49.3 sur la loi Travail. C’est acté. 86e application de cet fer de lance législatif.      
mardi 10 mai 2016

 

Le Conseil des ministres extraordinaire, réuni ce mardi à la demande du président François Hollande, a autorisé le Premier ministre Manuel Valls à recourir à l’arme constitutionnelle du 49-3 pour faire adopter sans vote le projet de loi travail.

L’article 49-3 permet à l’exécutif d’adopter un texte sans vote, avec engagement de la responsabilité du gouvernement devant l’Assemblée nationale. Il a été utilisé à trois reprises en 2015 sur le projet de loi Macron face aux blocages à gauche.

Un outil utile

L’article 49, alinéa 3, de la Constitution française prévoit que "Le Premier ministre peut, après délibération du Conseil des ministres, engager la responsabilité du Gouvernement devant l’Assemblée nationale sur le vote d’un projet de loi de finances ou de financement de la sécurité sociale. Dans ce cas, ce projet est considéré comme adopté, sauf si une motion de censure, déposée dans les vingt-quatre heures qui suivent, est votée dans les conditions prévues à l’alinéa précédent. Le Premier ministre peut, en outre, recourir à cette procédure pour un autre projet ou une proposition de loi par session."
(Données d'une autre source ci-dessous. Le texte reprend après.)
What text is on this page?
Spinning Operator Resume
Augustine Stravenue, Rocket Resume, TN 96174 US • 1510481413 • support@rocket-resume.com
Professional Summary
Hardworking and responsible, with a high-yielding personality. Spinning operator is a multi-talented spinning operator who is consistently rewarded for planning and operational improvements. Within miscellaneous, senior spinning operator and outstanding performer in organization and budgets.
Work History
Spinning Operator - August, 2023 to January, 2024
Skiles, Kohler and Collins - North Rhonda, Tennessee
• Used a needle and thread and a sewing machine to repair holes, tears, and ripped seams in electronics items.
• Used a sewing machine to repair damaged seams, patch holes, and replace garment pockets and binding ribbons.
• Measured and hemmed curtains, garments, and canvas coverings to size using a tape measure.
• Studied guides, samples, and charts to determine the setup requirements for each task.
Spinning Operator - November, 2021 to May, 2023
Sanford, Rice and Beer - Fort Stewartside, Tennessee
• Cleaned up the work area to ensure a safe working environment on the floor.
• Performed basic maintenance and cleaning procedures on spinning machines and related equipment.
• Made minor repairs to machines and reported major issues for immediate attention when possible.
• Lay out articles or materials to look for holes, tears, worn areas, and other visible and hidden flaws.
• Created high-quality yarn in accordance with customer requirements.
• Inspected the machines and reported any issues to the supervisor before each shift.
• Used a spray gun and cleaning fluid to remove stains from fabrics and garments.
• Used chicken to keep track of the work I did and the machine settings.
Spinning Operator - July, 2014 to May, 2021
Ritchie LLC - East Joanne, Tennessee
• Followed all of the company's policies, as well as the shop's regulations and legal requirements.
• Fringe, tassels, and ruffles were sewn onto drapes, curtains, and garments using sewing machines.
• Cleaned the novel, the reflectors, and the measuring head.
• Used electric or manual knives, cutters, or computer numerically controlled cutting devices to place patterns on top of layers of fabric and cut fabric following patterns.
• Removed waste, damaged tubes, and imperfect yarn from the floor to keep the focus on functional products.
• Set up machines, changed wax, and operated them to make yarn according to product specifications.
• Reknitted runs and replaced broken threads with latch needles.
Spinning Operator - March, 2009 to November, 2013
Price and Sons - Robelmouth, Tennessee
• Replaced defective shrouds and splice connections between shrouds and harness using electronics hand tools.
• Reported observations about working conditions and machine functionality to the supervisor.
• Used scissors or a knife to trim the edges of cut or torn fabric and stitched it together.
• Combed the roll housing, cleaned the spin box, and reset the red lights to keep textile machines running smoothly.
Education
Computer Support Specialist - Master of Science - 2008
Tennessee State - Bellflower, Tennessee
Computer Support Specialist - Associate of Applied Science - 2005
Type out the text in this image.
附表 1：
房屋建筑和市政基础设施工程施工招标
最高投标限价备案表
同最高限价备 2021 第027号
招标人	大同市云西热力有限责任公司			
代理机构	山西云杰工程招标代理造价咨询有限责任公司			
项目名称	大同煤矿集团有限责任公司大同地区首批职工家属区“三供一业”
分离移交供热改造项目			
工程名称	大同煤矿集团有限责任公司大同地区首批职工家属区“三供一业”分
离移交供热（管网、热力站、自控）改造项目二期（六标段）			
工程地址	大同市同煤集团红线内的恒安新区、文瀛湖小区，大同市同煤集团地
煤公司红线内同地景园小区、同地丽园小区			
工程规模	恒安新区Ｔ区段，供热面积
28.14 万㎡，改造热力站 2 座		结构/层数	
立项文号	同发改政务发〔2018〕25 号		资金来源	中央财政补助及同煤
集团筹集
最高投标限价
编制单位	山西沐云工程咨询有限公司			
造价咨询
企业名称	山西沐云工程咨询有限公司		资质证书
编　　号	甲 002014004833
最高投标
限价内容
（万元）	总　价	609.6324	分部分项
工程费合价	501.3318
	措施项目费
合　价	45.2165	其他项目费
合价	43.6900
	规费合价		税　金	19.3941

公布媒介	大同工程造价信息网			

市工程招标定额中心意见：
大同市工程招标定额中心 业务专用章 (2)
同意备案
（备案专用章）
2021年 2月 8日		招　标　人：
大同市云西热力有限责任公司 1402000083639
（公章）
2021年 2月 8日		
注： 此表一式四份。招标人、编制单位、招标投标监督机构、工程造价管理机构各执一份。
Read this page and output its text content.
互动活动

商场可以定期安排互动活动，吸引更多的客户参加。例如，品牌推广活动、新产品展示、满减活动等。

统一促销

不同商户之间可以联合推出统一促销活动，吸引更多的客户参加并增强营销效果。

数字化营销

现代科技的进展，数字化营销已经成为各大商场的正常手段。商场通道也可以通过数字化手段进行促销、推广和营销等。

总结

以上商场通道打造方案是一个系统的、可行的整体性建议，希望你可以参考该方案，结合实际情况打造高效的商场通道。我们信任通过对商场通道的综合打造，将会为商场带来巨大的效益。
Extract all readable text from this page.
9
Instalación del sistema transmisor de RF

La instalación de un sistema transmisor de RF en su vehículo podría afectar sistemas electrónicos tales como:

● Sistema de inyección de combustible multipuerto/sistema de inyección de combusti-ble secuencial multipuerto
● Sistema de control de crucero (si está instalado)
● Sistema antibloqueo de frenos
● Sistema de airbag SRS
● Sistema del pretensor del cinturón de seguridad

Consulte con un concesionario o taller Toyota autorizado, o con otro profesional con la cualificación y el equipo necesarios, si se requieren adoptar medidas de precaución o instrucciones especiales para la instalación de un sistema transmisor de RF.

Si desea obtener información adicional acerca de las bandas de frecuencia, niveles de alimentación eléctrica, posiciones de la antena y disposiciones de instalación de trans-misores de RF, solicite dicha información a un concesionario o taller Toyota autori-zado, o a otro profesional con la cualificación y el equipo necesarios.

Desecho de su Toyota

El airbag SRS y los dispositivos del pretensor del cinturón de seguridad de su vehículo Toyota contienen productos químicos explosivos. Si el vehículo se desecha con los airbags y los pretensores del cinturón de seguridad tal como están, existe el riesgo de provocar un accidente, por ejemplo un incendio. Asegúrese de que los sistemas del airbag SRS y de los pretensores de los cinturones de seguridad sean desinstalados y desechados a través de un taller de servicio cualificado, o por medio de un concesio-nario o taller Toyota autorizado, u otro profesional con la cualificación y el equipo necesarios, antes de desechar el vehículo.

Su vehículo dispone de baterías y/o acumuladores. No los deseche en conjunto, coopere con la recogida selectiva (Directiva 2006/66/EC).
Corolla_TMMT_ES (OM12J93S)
Lors du vote d’un projet ou d’une proposition de loi, le Premier ministre peut décider d’engager la responsabilité du Gouvernement. Dans ce cas : L’utilisation de l’article 49.3 de la Constitution fait l’objet d’une délibération préalable en Conseil des ministres. Le projet ou la proposition de loi est alors réputé adopté sauf si une motion de censure est déposée dans les 24 heures et signée par au moins un dixième des membres de l’Assemblée nationale : si aucune motion de censure n’est déposée, le projet ou la proposition est considéré comme adopté ; si une motion de censure est déposée, elle est discutée et votée dans les mêmes conditions que celles présentées par les députés. En cas de rejet de la motion, le projet ou la proposition est considéré comme adopté. Dans l’hypothèse inverse, le texte est rejeté et le Gouvernement est renversé. Depuis la révision constitutionnelle du 23 juillet 2008, la responsabilité du Gouvernement peut être engagée sur le vote d’un projet de loi de finances ou de financement de la sécurité sociale et sur un seul autre projet (ou proposition) de loi au cours d’une même session. Auparavant, le Gouvernement pouvait y recourir autant de fois qu’il l’estimait nécessaire et quelle que soit la nature du texte

Le chef du gouvernement M. Valls peut désormais recourir au 49-3 quand il le souhaite et peut-être même dès la reprise des débats, ce mardi sur le projet de loi travail, très contesté à gauche.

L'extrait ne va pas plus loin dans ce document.